Kelsey Whitson has been working as a registered nurse for five-and-a-half years. She spent four years as a staff nurse in the pediatric intensive care unit at the Medical University of South Carolina. In March 2021, she changed direction and became a travel nurse.
Whitson remembered hearing about travel nursing during nursing school and knew it was an option.
“I’ve always loved traveling,” she said, adding that first she wanted to hone her skills, which she accomplished during her time at MUSC.
The COVID-19 pandemic sparked her decision to explore travel nursing.
“After the pandemic, it was a very lucrative option for nurses,” Whitson recalled.
Still, she stayed on part-time at MUSC for about a year.
Demand for travel nurses, registered nurses who work short-term contract assignments at hospitals and clinics, “exploded during the pandemic,” according to Health Affairs, a journal that explores health policy issues.
Data from the American Hospital Association shows that unique job postings for travel nurses saw a roughly 120% increase from pre-pandemic levels in January 2019 to January 2022. With vaccines and boosters limiting hospitalizations from the latest COVID variants, the pandemic-fueled side of the demand may have subsided a bit, but the allure of travel nursing remains.
Many nurses in full-time staff positions in hospitals have been enticed to transition into travel nursing, drawn by higher pay and a flexible schedule that allows for more vacation time and self-care to cope with stress and anxiety.
The standard contract for a travel nursing assignment is 13 weeks. Whitson works 36 hours a week, in three 12-hour shifts. Because she is not hindered by a specific number of contracts that she has to have, she can work three or four months and then take a month off.

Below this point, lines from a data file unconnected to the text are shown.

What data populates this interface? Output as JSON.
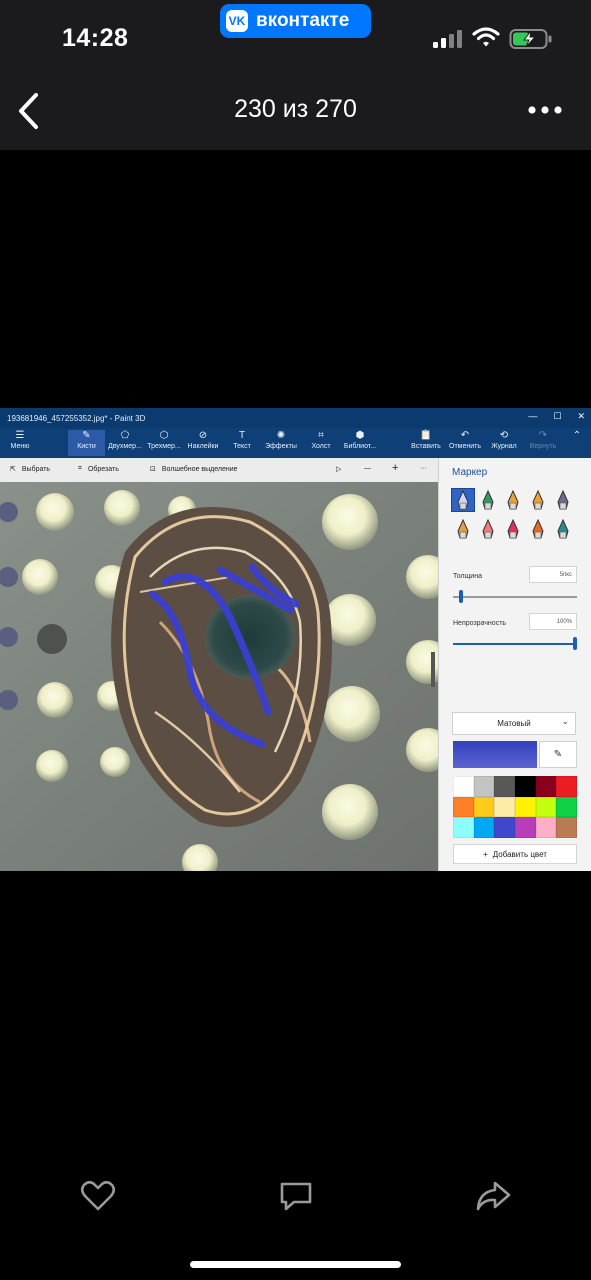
{
  "status_bar": {
    "time": "14:28",
    "vk_pill_label": "вконтакте",
    "vk_logo_text": "VK",
    "icons": [
      "signal-icon",
      "wifi-icon",
      "battery-charging-icon"
    ]
  },
  "viewer": {
    "counter": "230 из 270",
    "icons": [
      "back-chevron-icon",
      "more-dots-icon"
    ]
  },
  "photo": {
    "window_title": "193681946_457255352.jpg* - Paint 3D",
    "window_controls": [
      "—",
      "☐",
      "✕"
    ],
    "ribbon": [
      {
        "label": "Меню",
        "icon": "☰"
      },
      {
        "label": "Кисти",
        "icon": "✎"
      },
      {
        "label": "Двухмер...",
        "icon": "⬠"
      },
      {
        "label": "Трехмер...",
        "icon": "⬡"
      },
      {
        "label": "Наклейки",
        "icon": "⊘"
      },
      {
        "label": "Текст",
        "icon": "T"
      },
      {
        "label": "Эффекты",
        "icon": "✺"
      },
      {
        "label": "Холст",
        "icon": "⌗"
      },
      {
        "label": "Библиот...",
        "icon": "⬢"
      }
    ],
    "ribbon_right": [
      {
        "label": "Вставить",
        "icon": "📋"
      },
      {
        "label": "Отменить",
        "icon": "↶"
      },
      {
        "label": "Журнал",
        "icon": "⟲"
      },
      {
        "label": "Вернуть",
        "icon": "↷"
      }
    ],
    "tools": {
      "select": "Выбрать",
      "crop": "Обрезать",
      "magic_select": "Волшебное выделение",
      "zoom_minus": "—",
      "zoom_plus": "+",
      "more": "···"
    },
    "panel": {
      "title": "Маркер",
      "thickness_label": "Толщина",
      "thickness_value": "5пкс",
      "thickness": 0.05,
      "opacity_label": "Непрозрачность",
      "opacity_value": "100%",
      "opacity": 1.0,
      "finish": "Матовый",
      "add_color": "Добавить цвет",
      "current_color": "#3340bf",
      "palette": [
        "#ffffff",
        "#c3c3c3",
        "#585858",
        "#000000",
        "#88001b",
        "#ec1c24",
        "#ff7f27",
        "#ffca18",
        "#fdeca6",
        "#fff200",
        "#c4ff0e",
        "#0ed145",
        "#8cfffb",
        "#00a8f3",
        "#3f48cc",
        "#b83dba",
        "#ffaec8",
        "#b97a56"
      ],
      "brushes": [
        {
          "name": "marker",
          "color": "#cfd6ff"
        },
        {
          "name": "calligraphy-pen",
          "color": "#2e9a5f"
        },
        {
          "name": "oil-brush",
          "color": "#e7a33b"
        },
        {
          "name": "watercolor",
          "color": "#f0a030"
        },
        {
          "name": "pixel-pen",
          "color": "#6b6b8c"
        },
        {
          "name": "pencil",
          "color": "#e0a040"
        },
        {
          "name": "eraser",
          "color": "#f07a7a"
        },
        {
          "name": "crayon",
          "color": "#e0315a"
        },
        {
          "name": "spray-can",
          "color": "#e86a20"
        },
        {
          "name": "fill",
          "color": "#2a8a8c"
        }
      ]
    }
  },
  "actions": {
    "icons": [
      "like-heart-icon",
      "comment-icon",
      "share-icon"
    ]
  }
}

“I like to go on vacation,” she said. “It has allowed me to see a ton of cool places.”
Often those cool places benefit her professionally because she cultivates skills in different hospitals in new settings, she added. And the pay isn’t bad either.
“The money has been life-changing,” she asserted.

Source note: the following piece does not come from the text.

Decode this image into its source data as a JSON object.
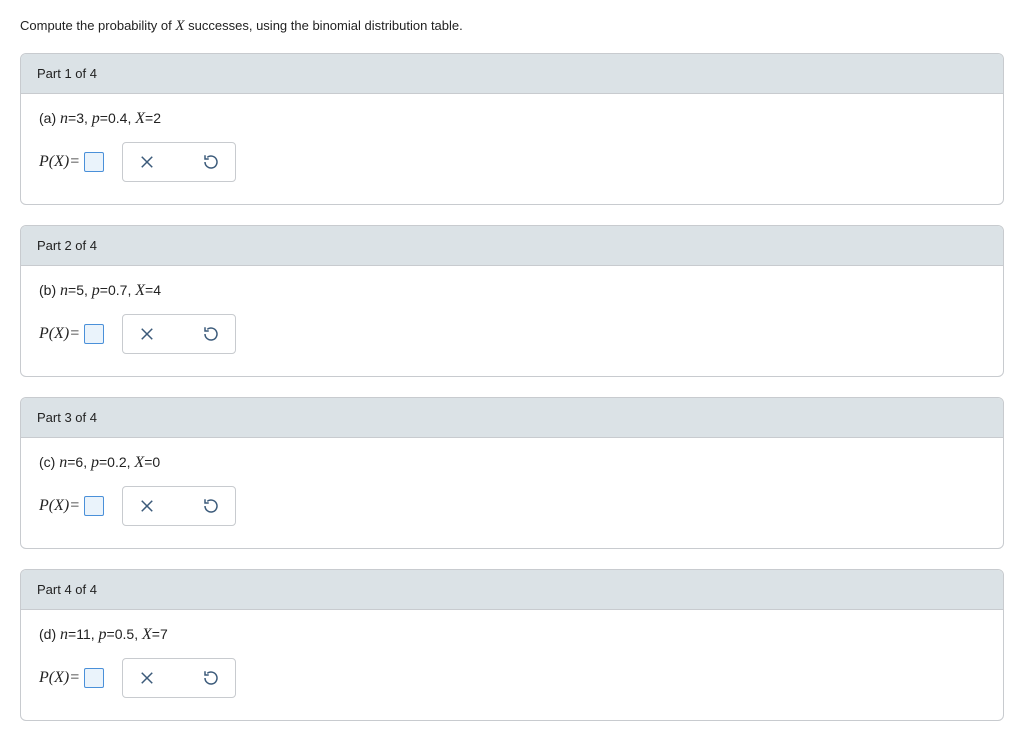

Travel nursing salaries in Hawaii “can range between $1,965 to $3,379 per week, or close to $43,927 for a typical 13-week assignment, with additional perks such as private furnished housing or a housing stipend, 401(k) retirement plans and full health benefits,” according to nomadhealth.com.

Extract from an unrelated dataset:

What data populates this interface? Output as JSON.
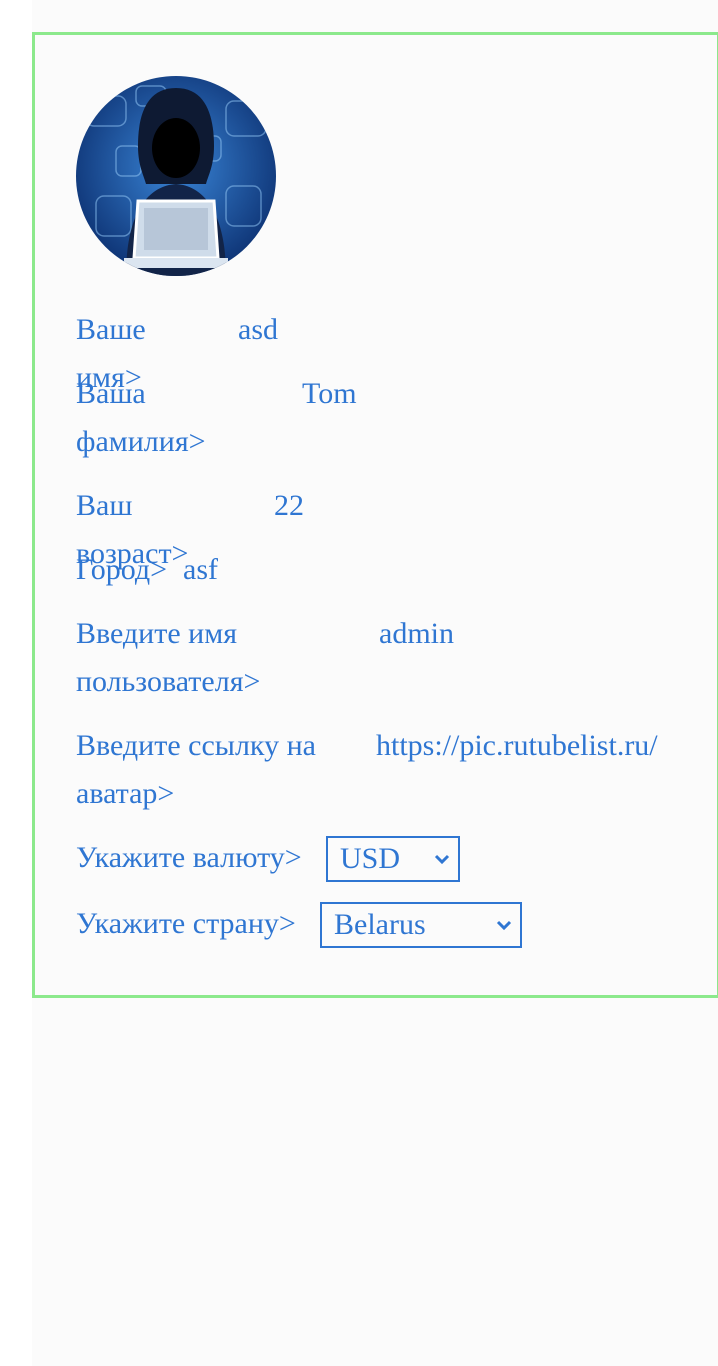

Placement agencies set the travel nurses’ pay rate and take a percentage of the full bill rate – a percentage that can be as much as 20% to 30%, according to travelnursing.com. Hospitals pay the travel nursing agency rather than the nurses themselves.
Whitson contracts through a travel nurse placement agency – Travel Nurse Across America.
The recruitment process is pretty simple, she confirmed: You establish a relationship with the recruiter, tell the recruiter what you’re looking for and then offer a list of potential assignments. The recruiter then puts in your applications for a job. Some hospitals conduct an online interview, while others automatically hire you, she said.
At the time of this writing, Whitson was working a 13-week stint in Orlando.
Opening a Window of Opportunity
Khalialiah Yates has been working as a travel nurse for about a year-and-a-half. Like Whitson, she previously worked as a nurse in MUSC’s pediatric ICU. When she spoke with HealthLinks, Yates had embarked on a 13-week assignment in Boston. She does her assignment placements through a recruitment agency called Aya Healthcare. Similar to Whitson, she described travel nurse recruitment as fairly swift and painless.
“Normally we get a recommended list of jobs like a matching system,” said Yates, pointing out that, generally, travel nurses are connected to a new gig within two weeks. “It’s usually a pretty quick process.”
Born and raised in South Carolina with limited exposure to much of the country, Yates discovered that travel nursing has opened up a window of opportunity to travel and see more places.
“I would have never been able to travel to Boston,” she remarked.
Having time between assignments has been another important piece for her as well. Yates said she is taking off the entire month of December. Additionally, the patient workload in her travel nursing assignments has been more manageable. She cited, for instance, that her Boston contract stipulates that she can’t have more than two patients at a time; before, she would have twice that many.
Yates plans to return closer to home for the holidays, to Atlanta, where she previously worked on assignment, since she has family and an apartment in Charleston.
Some Charlestonians have discovered the benefits of the rise in travel nursing by shifting their rental promotions. Travel nurses receive a housing stipend and are eager to find rentals near hospitals where they work.
Helen Harris rented out a room and bath in her house in downtown Charleston to a travel nurse on assignment at one of the Roper St. Francis Healthcare locations from February through April of this year. It was her first experience “casting” for applications through a group on Facebook.
“I wanted someone professional who also had their own schedule, as I work from home,” explained Harris.
As more nurses seek ways to cope with burnout, there will likely be others who follow the path taken by Whitson and Yates and make the shift into travel nursing.
“I love it,” said Yates. “I regret not doing it sooner.”